Bidirectional interaction patterns under HTTP/2

peerreynders · February 18, 2019, 8:38pm

Split from

I’ve been recently trying to understand some of the implications of HTTP/2 - which in itself was triggered by my impression that the ServiceWorker spec focuses heavily (perhaps exclusively) on request/response (including streaming) interactions.

I was curious to hear about some other opinions about some of the conclusions that I have arrived at.

This seems like a very deliberate choice.

My interpretation of this is to strongly encourage designing all client/server interactions in terms of request/response (fetch) - while relegating SSE to only serve as a notification source - fighting fat event syndrome.

So at a very general level there is the intent to limit the SSE traffic to notifications to “use your request/response machinery to update yourself” rather than pushing actual updates over SSE.

The favoured bidirectional communication pattern seems to be:

Client to server:

POST/PUT data to server

Server to client:

SSE to client “new data available”
GET new data from server

Given that all of this can happen over the same connection it’s probably less problematic than it was under HTTP/1.1

Background
The micro-pain of the additional GET in the case of the server-to-client interaction has a desirable macro-effect - all data is forced through the Fetch API.

All browser fetches go through though the ServiceWorker giving it an opportunity to cache the request/response (if so desired).
The ServiceWorker isn’t interested in ephemeral data, e.g. “real time data” that may have a temporary effect on the page as it is currently rendered but wouldn’t leave a trace if the page was reloaded.
However any data that may be necessary to “weave” the page together again, especially when the network connection is poor or non-existent, is non-ephemeral and therefore a candidate for caching.
Forcing all data through the Fetch API simplifies site caching.

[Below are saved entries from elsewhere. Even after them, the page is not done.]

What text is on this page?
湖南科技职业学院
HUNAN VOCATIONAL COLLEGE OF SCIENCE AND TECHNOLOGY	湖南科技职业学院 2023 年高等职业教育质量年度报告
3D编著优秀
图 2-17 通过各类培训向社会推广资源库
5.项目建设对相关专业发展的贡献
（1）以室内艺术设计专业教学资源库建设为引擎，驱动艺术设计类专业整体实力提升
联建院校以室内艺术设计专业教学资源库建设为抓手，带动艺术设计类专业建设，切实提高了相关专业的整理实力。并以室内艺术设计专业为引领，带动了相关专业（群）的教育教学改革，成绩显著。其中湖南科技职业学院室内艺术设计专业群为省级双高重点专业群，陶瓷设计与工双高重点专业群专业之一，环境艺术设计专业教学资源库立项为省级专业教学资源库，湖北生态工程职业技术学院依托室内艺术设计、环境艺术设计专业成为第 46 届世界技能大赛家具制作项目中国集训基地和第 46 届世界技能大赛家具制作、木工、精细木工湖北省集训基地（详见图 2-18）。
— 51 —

Non-ephemeral data delivered via SSE:
- Wouldn’t be in a Request/Response object pair that can be stored via the Cache interface
- Would have to be cached by the UI thread in IndexedDB which at this point is much less “ergonomic” than Cache.

Live Data in the Service Worker:

For example HTML, CSS, and JS files should be stored in the cache, while JSON data should be stored in IndexedDB. Note that this is only a guideline, not a firm rule.

Crowdhailer · February 19, 2019, 9:04am

Do you have any reference for “fat event syndrome”?

We have a system that put’s most event data in the SSE’s. They are JSON so already text.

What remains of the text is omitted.